Am I right in thinking that Morgoth created the mountain ranges that surround this land? Was Mordor like Utumno or Angband?
Shelob is said to have lived in her lair long before Sauron settled in Mordor. Is there any particular reason why she chose this place in particular? Has she always been in Mordor, did Ungoliant give birth to Shelob there, or did Shelob travel there? (And if so, what brought her to this place?)
Was Mordor at any point, before Sauron settled there, a "normal" place instead of a land associated with darkness and evil creatures?
What is known of Mordor's history prior to Sauron's arrival?
Answer
There is no known history of Mordor before Shelob's arrival. From her introduction in The Two Towers we can imagine there being a time when Elves and Men travelled that way more frequently, suggesting it wasn't always a place of terror and dread, though Sauron moving in rather ruined the neighbourhood:
How Shelob came there, flying from ruin, no tale tells, for out of the Dark Years few tales have come. But still she was there, who was there before Sauron, and before the first stone of Barad-dûr; and she served none but herself, drinking the blood of Elves and Men, bloated and grown fat with endless brooding on her feasts, weaving webs of shadow; for all living things were her food, and her vomit darkness.
[...]
[L]ong now had she been hungry, lurking in her den, while the power of Sauron grew, and light and living things forsook his borders; and the city in the valley was dead, and no Elf or Man came near, only the unhappy Orcs.
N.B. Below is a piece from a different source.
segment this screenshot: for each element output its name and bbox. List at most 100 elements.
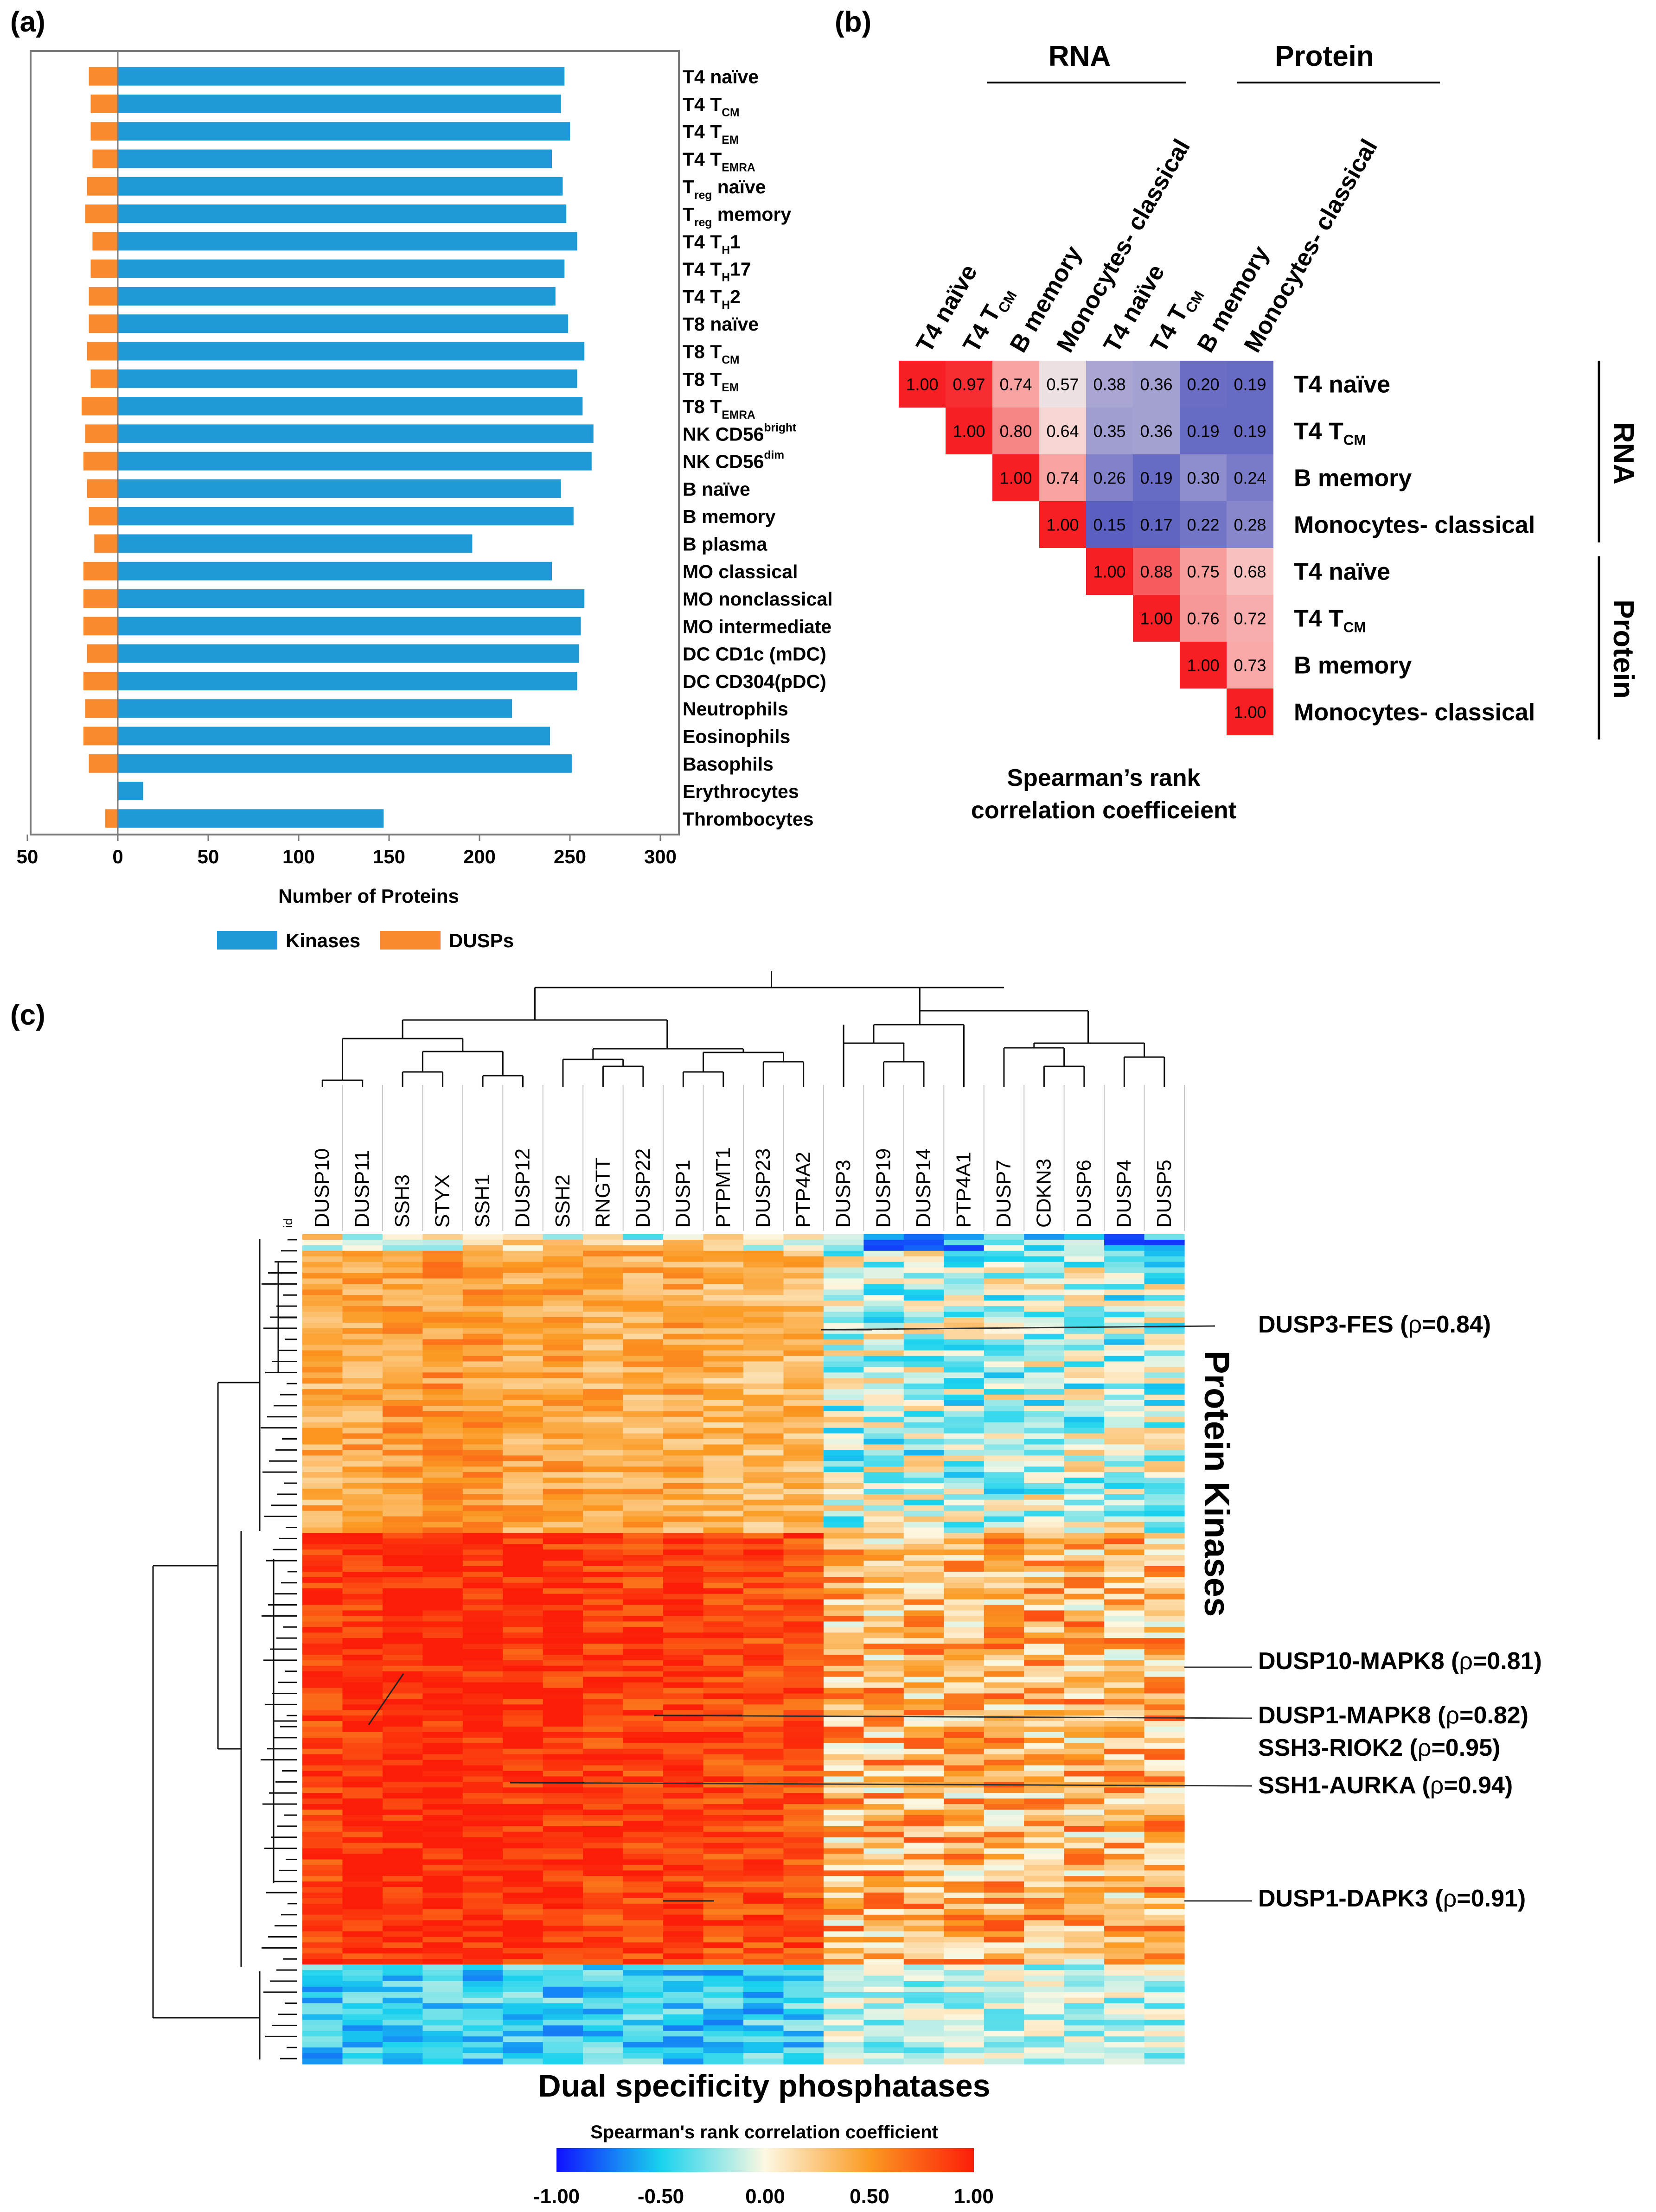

The Two Towers Book IV Chapter 9: "Shelob's Lair"
This passage also suggests that Shelob wasn't born there, but came from somewhere else; most likely she came from Nan Dungortheb or the Ered Gorgoroth, where her mother Ungoliant dwelt in the First Age.
That being said, you're likely right that the land was a remnant of Morgoth's destructive influence; though there's no evidence that he specifically shaped the land or raised either the Ephel Dúath or the Ered Lithui, Christopher Tolkien, at least, believes that the volcano was Morgoth's doing:
Orodruin and its eruptions - which were not made by Sauron but were a relic of the devastating works of Melkor in the long First Age.
The History of Middle-earth XII The Peoples of Middle-earth Chapter XIII: "Last Writings" Notes
There is the possibility that people lived in Mordor prior to Sauron taking over; we're told that there are fertile areas around Nurn, suitable for growing crops:
Neither [Sam] nor Frodo knew anything of the great slave-worked fields away south in this wide realm, beyond the fumes of the Mountain by the dark sad waters of Lake Núrnen
Return of the King Book VI Chapter 2: "The Land of Shadow"
If anyone lived in Mordor, presumably they would have lived there; that's a big "if", of course, and we have no evidence that anyone other than Sauron's slaves did live there.
But that's really all we can say; the history of Middle-earth in the First Age is almost exclusively concerned with Beleriand, and we don't get much of a history of the more easterly lands until after the War of Wrath.